Controller is logically centralized and physically distributed. It has the following components:
- Configuration node – This exposes the northbound REST api for the cloud management platform. The configuration node has a high level data model and a low level data model. The high level data model represents constructs like Virtual network, firewall, policy etc. The low level data model represent device specific constructs like vlan, routing tables etc. There is a SDN compiler that converts the high level data model into low level data model.
- Control node – Control node talks to various devices like Vrouter, gateway nodes.
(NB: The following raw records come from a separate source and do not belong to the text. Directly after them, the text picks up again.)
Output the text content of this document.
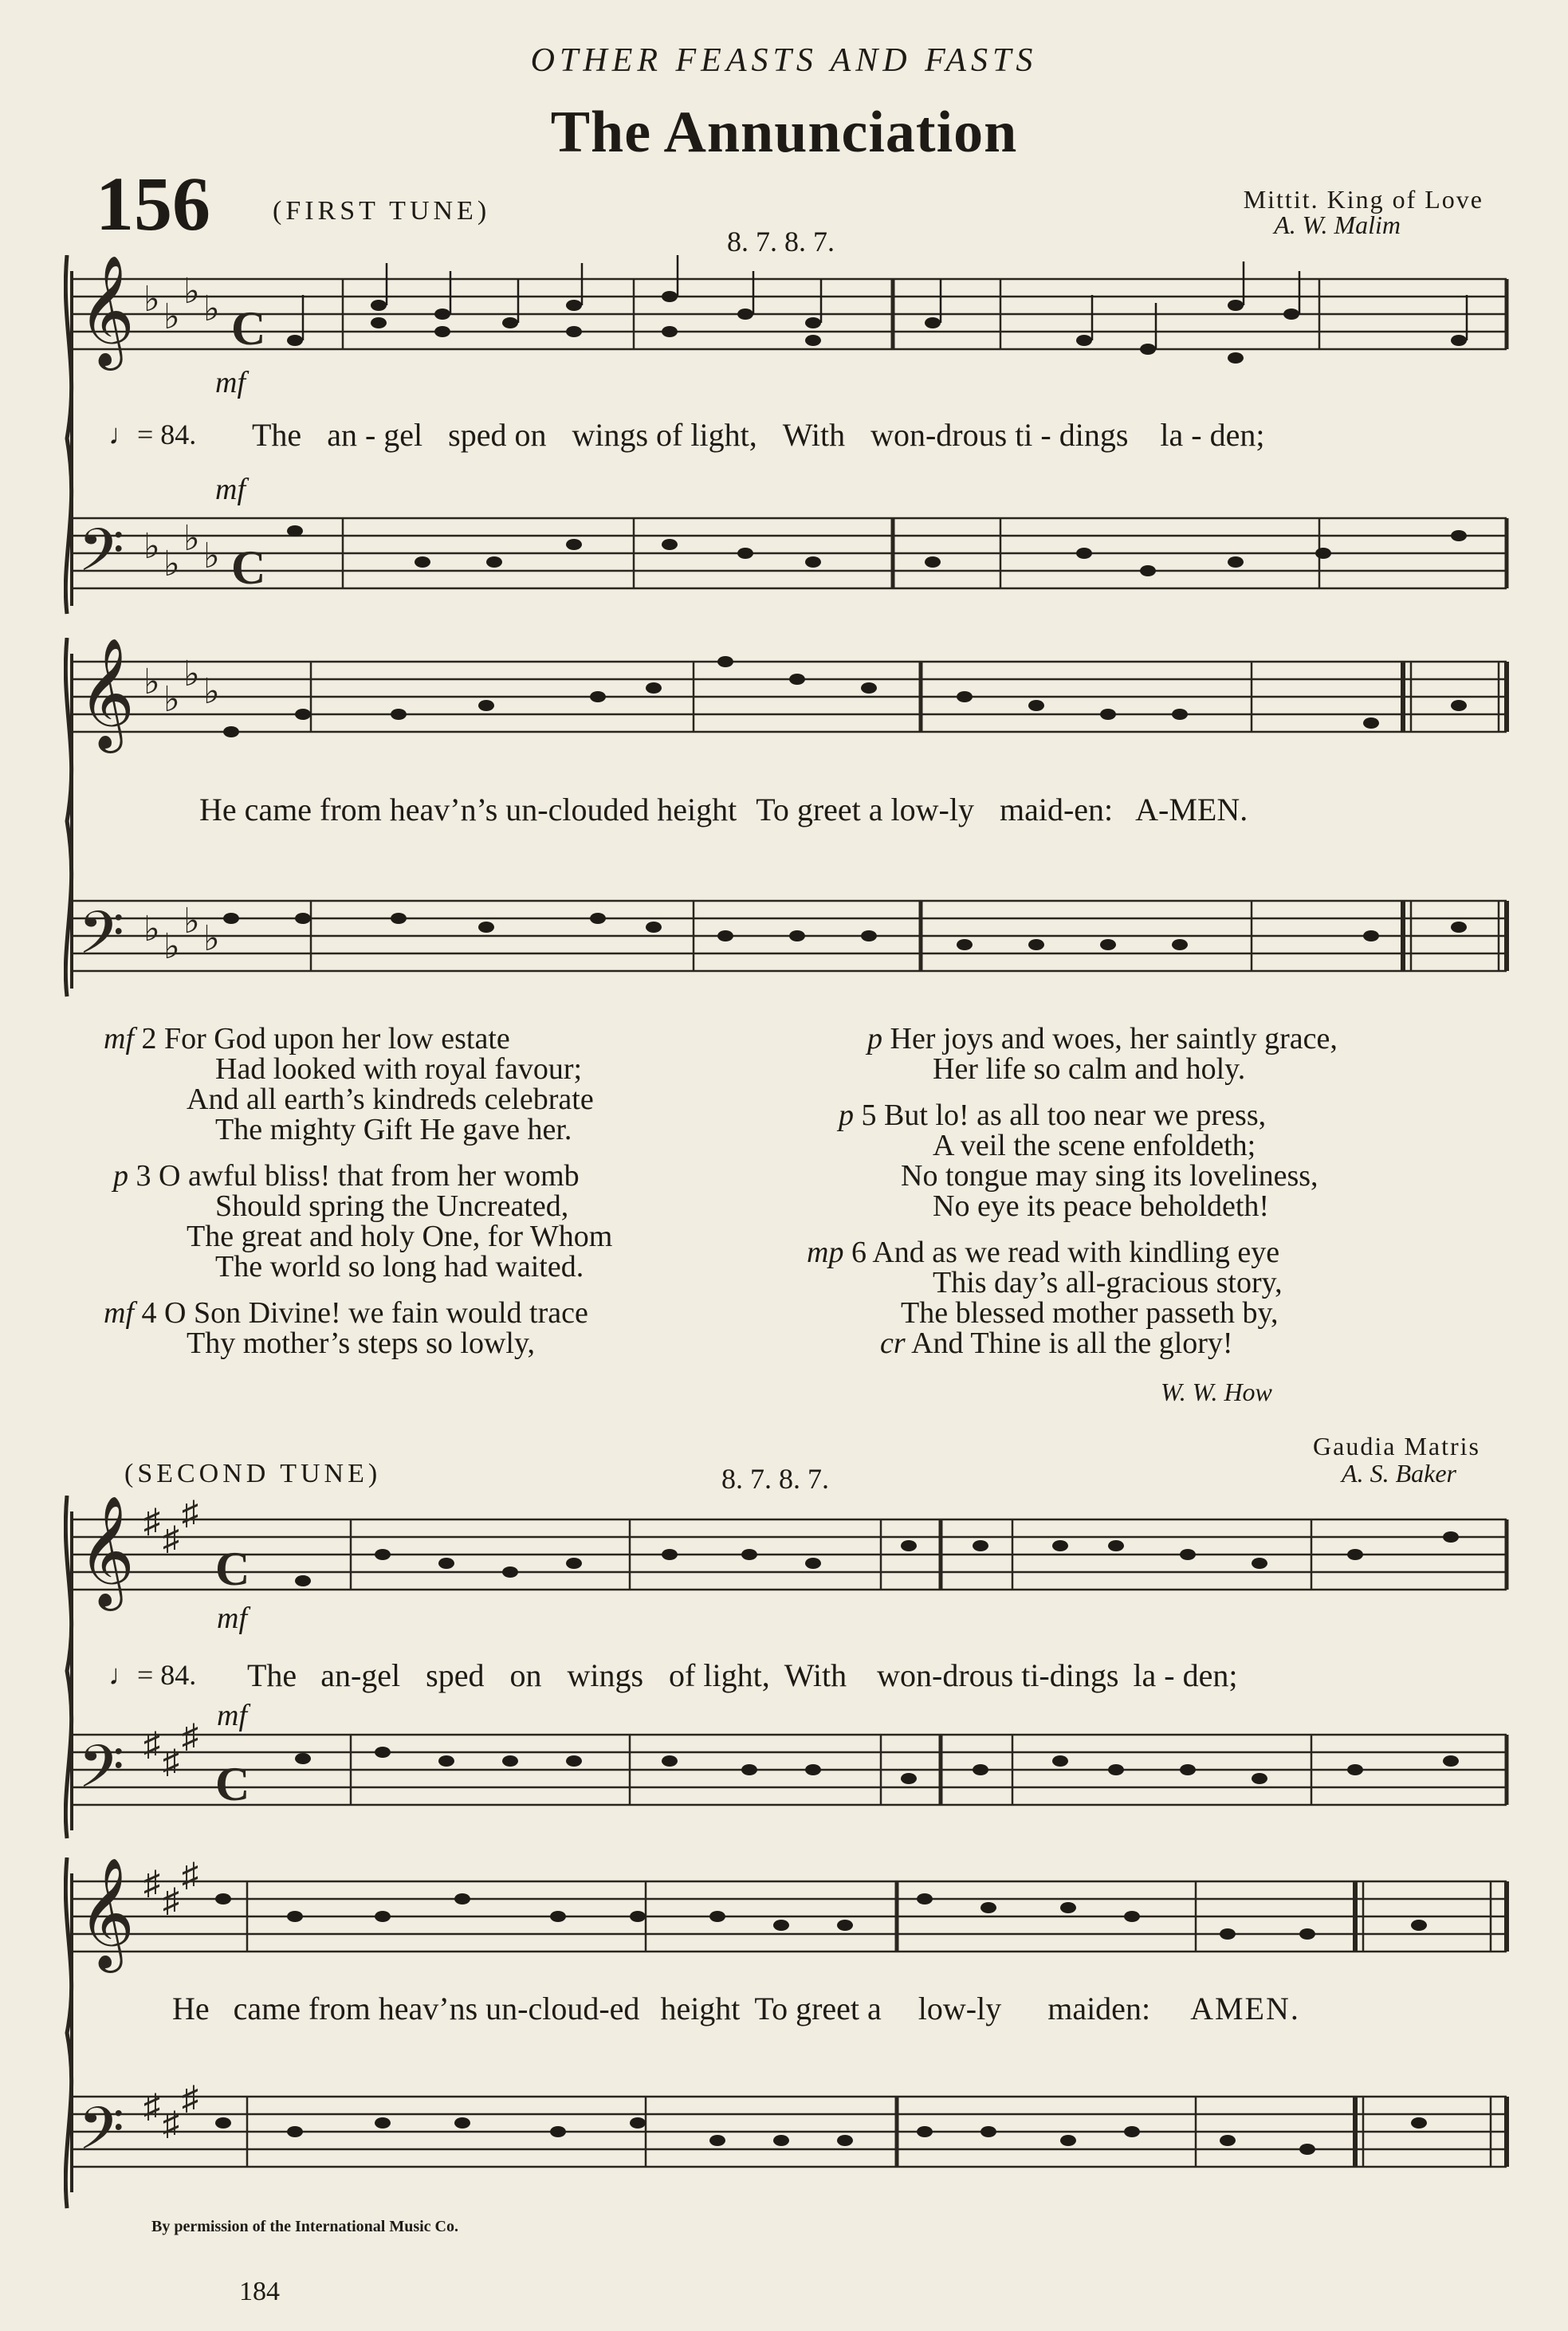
OTHER FEASTS AND FASTS
The Annunciation
156 (FIRST TUNE)
8. 7. 8. 7.
Mittit. King of Love
A. W. Malim
𝄞 ♭ ♭
♭ ♭ C
𝄢 ♭ ♭
♭ ♭ C
mf
mf
♩= 84. The an - gel sped on wings of light, With won-drous ti - dings la - den;
𝄞 ♭ ♭
♭ ♭
𝄢 ♭ ♭
♭ ♭
He came from heav’n’s un-clouded height To greet a low-ly maid-en: A-MEN.
mf 2 For God upon her low estate
Had looked with royal favour;
And all earth’s kindreds celebrate
The mighty Gift He gave her.
p 3 O awful bliss! that from her womb
Should spring the Uncreated,
The great and holy One, for Whom
The world so long had waited.
mf 4 O Son Divine! we fain would trace
Thy mother’s steps so lowly,
p Her joys and woes, her saintly grace,
Her life so calm and holy.
p 5 But lo! as all too near we press,
A veil the scene enfoldeth;
No tongue may sing its loveliness,
No eye its peace beholdeth!
mp 6 And as we read with kindling eye
This day’s all-gracious story,
The blessed mother passeth by,
cr And Thine is all the glory!
W. W. How
(SECOND TUNE)	8. 7. 8. 7.
Gaudia Matris
A. S. Baker
𝄞 ♯ ♯
♯
C
𝄢 ♯ ♯
♯
C
mf
mf
♩= 84. The an-gel sped on wings of light, With won-drous ti-dings la - den;
𝄞 ♯ ♯
♯
𝄢 ♯ ♯
♯
He came from heav’ns un-cloud-ed height To greet a low-ly maiden: AMEN.
By permission of the International Music Co.
184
XMPP is used to talk to VRouter and BGP,Netconf is used to talk to gateway nodes.
- Analytics node – Analytics node is used for monitoring and troubleshooting.
Following picture shows the Controller details.
L2 gateway is used to talk to physical servers. L3 gateway is used to limit the broadcast domain. Gateways can be physical or virtual appliance.
Following picture shows how Opencontrail solution integrates with Openstack using Contrail Neutron plugin.
Cisco ACI(Application centric infrastructure) uses a different model for Network Virtualization compared to the previous 2 solutions. Considering that Data centers are driven by applications, the networking needs are modeled in ACI using a high level abstraction model. The abstraction model represents the different application tiers and the policies that govern the interactions between the application tiers(In 1 of my previous blogs, I have described how cloud applications are developed). Cisco APIC translates the high level abstraction model into low level device context which the user does not need to be aware of.
Following picture provides overview of ACI components and interactions.
Following picture shows how an application is modeled.
EPG(End point group) describes the Application tier endpoint. Policies are defined between 2 EPG. Collection of EPG and the policy is called as Application Network profile. Application Network profile is given as input to APIC and APIC translates this to low level device level context that gets programmed into ACI fabric.
Following picture shows service chaining in ACI. Between 2 application tiers, multiple services can be specified.
Following are different components of ACI solution.
ACI fabric is composed of Cisco 9500 series switches in Leaf, Spine topology. ACI fabric gives advantages like application level visibility, flow based load balancing, advanced analytics. APIC talks to the ACI fabric. Application health or score is achieved using application level visibility and advanced analytics. VXLAN overlay is used in ACI fabric.
AVS(Application virtual switch)
AVS resides in the hypervisor and it is used for virtual switching. AVS is a different module compared to Nexus1000v. APIC talks to AVS to program it.
APIC(Application policy Infrastructure controller)
APIC has a northbound interface to Cloud management solution and southbound interface to ACI fabric and AVS. APIC is responsible for translating Application Network profile into device specific contexts.